Ce qui a joué en sa faveur
Plusieurs mois avant sa nomination, Debora Kayembe s’était retrouvée mêlée à un conflit qu’elle avait d’abord voulu éviter. En juin 2020, en pleine mobilisation mondiale contre le racisme après la mort de George Floyd, (Américain noir mort lors de son arrestation par la police aux États-Unis), Debora Kayembe se rendait en voiture à un rendez-vous professionnel quand sa voiture a violemment quitté la route. En inspectant le véhicule, elle s’est rendu compte que des clous avaient été mis sur les quatre pneus de sa voiture. « Les fois précédentes, je pouvais dormir tranquille. Parfois, il faut faire le dos rond et laisser passer les choses, mais ce qui m’est arrivé ce jour-là est inacceptable », explique-t-elle.
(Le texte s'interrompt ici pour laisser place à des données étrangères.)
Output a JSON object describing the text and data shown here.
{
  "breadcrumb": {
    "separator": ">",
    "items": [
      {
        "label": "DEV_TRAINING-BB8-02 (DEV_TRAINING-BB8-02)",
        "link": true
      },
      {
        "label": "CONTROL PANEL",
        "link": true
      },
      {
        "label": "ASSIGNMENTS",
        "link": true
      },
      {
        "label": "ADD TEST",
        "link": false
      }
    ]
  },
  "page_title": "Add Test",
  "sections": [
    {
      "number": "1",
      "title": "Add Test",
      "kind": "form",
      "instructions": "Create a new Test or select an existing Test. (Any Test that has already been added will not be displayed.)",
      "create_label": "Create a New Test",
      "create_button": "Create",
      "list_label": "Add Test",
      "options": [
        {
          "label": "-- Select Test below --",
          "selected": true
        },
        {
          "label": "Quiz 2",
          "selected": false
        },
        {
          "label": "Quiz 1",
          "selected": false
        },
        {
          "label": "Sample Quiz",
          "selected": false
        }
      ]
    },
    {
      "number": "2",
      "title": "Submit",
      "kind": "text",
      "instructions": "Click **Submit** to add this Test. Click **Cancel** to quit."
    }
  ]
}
En racontant ce qui s’était passé sur les réseaux sociaux, elle a choisi, au lieu de chercher la confrontation, d’adopter un message de tolérance et de dialogue avec ses agresseurs. « Je leur ai dit : écoutez, ces choses font partie du passé. On a dépassé ça, si vous ne comprenez toujours pas, il va falloir que l’on dialogue. C’était ça, mon message. Rien d’autre », raconte Debora Kayembe à l’AFP. Peu de temps après, sa fille est revenue de l’école en larmes, une enseignante lui avait demandé de faire une danse d’esclave devant ses camarades de classe. Après des explications avec l’école, elle a lancé une pétition pour que le Parlement écossais s’attaque d’urgence au racisme dans le système éducatif. Le Parlement a accepté et la question sera débattue dans les mois qui viennent.
C’est justement le message de dialogue et de tolérance qui a attiré l’attention de l’université d’Édimbourg, qui compte parmi ses anciens étudiants Premiers ministres, Prix Nobel et athlètes olympiques. « Ils m’ont dit qu’en tant que rectrice de l’université, mon message ira loin et que le monde entier écoutera », rapporte-t-elle. « C’est pour ça que nous voudrions que vous preniez le poste », ont-ils ajouté.